The Mieville Magical Academy
“What is important for you to understand, Mr. Arkright,” said Professor Hopswilly, “is that the study of magic is, primarily, a spiritual journey.
“A quest for a particular form of mental discipline, much like the Asian martial arts. We seek to build an adytum of the mind, a space that is at once a sanctuary, and yet, transcends all boundaries… an intellectual enclave where we are free to commune with the energies of the universe and thereby open ourselves to new possibilities and ways of seeing.
“In honoring the totality of creation and paying homage to its majesty, we gain the favor of our ancestors, the blessings of the gods and the cooporation of the spirits of nature… who themselves become open to the suggestion of those who are humble before them.
“Our dedication and humility are the currency with which we purchase enlightenment and wisdom and unlock the ancient knowledge of the workings of the world and its many planes of perception.
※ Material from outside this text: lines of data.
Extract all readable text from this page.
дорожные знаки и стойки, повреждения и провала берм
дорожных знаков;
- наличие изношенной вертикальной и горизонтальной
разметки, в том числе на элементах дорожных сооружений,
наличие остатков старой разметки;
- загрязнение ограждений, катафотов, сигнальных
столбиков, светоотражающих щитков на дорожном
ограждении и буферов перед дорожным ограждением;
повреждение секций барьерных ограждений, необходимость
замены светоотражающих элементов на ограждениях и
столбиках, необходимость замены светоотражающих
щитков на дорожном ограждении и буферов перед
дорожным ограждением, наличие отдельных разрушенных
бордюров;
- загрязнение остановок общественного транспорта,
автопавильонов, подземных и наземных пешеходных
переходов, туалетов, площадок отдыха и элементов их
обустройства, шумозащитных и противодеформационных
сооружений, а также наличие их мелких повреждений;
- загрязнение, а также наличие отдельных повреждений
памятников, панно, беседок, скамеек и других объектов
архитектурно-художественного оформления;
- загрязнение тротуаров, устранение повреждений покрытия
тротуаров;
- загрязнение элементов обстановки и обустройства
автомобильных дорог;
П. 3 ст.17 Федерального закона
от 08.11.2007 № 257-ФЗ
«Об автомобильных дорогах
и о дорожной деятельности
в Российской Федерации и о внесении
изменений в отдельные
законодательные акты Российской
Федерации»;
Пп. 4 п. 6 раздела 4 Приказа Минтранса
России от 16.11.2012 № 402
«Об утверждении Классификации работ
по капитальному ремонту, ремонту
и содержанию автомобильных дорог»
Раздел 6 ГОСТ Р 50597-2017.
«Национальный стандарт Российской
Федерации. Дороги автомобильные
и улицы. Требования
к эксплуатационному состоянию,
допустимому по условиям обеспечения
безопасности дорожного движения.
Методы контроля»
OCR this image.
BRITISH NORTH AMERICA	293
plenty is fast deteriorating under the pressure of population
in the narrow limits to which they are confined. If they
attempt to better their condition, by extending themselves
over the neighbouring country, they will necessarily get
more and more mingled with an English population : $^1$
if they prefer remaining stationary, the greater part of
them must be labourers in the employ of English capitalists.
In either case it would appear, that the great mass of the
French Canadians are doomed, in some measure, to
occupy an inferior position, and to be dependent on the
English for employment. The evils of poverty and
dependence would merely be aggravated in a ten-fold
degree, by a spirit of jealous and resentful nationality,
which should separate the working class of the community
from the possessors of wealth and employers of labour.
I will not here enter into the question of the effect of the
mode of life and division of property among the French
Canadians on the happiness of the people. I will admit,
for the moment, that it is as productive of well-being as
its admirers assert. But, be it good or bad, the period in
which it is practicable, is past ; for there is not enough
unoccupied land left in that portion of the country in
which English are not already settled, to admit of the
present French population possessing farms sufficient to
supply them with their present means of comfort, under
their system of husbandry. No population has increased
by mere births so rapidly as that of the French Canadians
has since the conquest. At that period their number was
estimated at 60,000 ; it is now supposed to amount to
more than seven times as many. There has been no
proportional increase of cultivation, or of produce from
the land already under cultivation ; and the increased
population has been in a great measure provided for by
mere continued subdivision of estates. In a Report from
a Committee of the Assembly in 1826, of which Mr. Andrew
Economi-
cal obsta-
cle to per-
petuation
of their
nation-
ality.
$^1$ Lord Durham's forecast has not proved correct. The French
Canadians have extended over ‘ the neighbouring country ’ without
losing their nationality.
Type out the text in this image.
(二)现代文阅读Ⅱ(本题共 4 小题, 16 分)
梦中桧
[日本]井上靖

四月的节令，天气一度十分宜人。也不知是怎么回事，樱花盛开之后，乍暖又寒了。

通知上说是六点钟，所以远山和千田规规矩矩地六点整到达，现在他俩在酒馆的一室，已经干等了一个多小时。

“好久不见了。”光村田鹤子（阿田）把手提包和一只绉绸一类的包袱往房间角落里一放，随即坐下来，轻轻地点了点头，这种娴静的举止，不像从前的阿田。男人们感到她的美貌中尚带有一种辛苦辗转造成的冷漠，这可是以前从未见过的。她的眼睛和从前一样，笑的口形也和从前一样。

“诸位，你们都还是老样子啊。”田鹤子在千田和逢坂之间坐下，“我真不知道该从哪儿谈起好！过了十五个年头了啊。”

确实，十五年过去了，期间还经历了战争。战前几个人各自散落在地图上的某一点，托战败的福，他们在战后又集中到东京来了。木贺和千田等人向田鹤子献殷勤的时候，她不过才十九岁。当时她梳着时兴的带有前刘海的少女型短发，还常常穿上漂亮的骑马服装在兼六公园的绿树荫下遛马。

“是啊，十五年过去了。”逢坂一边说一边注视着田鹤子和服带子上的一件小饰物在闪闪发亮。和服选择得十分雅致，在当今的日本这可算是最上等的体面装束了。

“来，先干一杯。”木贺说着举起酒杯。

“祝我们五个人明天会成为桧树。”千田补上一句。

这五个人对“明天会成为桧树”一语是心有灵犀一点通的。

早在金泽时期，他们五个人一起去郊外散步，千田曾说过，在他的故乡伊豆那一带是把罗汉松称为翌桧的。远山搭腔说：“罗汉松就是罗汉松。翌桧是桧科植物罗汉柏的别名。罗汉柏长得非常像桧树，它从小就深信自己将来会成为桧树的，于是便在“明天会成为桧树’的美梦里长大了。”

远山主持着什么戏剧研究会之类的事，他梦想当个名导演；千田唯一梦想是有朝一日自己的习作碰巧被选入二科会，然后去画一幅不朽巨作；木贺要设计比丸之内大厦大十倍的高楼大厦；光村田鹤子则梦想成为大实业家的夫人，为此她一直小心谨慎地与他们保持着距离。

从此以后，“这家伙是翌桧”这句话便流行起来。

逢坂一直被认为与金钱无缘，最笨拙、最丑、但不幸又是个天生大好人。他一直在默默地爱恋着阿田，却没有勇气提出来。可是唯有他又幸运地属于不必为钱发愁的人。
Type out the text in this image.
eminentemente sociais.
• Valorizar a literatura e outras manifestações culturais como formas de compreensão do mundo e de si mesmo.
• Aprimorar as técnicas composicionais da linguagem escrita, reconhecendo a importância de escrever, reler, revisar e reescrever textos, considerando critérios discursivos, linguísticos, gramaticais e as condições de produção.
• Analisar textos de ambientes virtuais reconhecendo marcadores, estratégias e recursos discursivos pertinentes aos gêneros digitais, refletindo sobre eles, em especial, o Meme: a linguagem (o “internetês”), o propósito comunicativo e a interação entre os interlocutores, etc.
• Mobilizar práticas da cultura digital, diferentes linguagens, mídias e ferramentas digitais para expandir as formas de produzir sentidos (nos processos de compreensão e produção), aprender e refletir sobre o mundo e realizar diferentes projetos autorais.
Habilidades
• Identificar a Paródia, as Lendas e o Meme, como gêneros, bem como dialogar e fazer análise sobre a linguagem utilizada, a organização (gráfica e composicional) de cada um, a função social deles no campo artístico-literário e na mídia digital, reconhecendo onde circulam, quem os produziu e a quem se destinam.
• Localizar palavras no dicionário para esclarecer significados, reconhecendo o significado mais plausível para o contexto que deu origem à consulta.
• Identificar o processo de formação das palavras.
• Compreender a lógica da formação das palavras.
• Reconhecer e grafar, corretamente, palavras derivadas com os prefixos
“The mysteries abate and the patterns, whose runnings and intersections and collisions form and shape the waking and dreaming realms, become as books awaiting only eager eyes to behold their intricacy and test their strictures.
“Transformations, the casting of spells and glamours, the brewing of potions, the reverent employment of talismans, even the invocation of the most venerable of metaphysical beings are merely token expressions of a deeper learning, perfunctory interactions with the physical sphere that yield only the smallest hint of an adept student’s efforts in the pursuit of arcane scholarship and their subtle connection to the elemental, the infinite, the eternal and the divine.
“But we don’t teach advanced mathematics here, so go away.”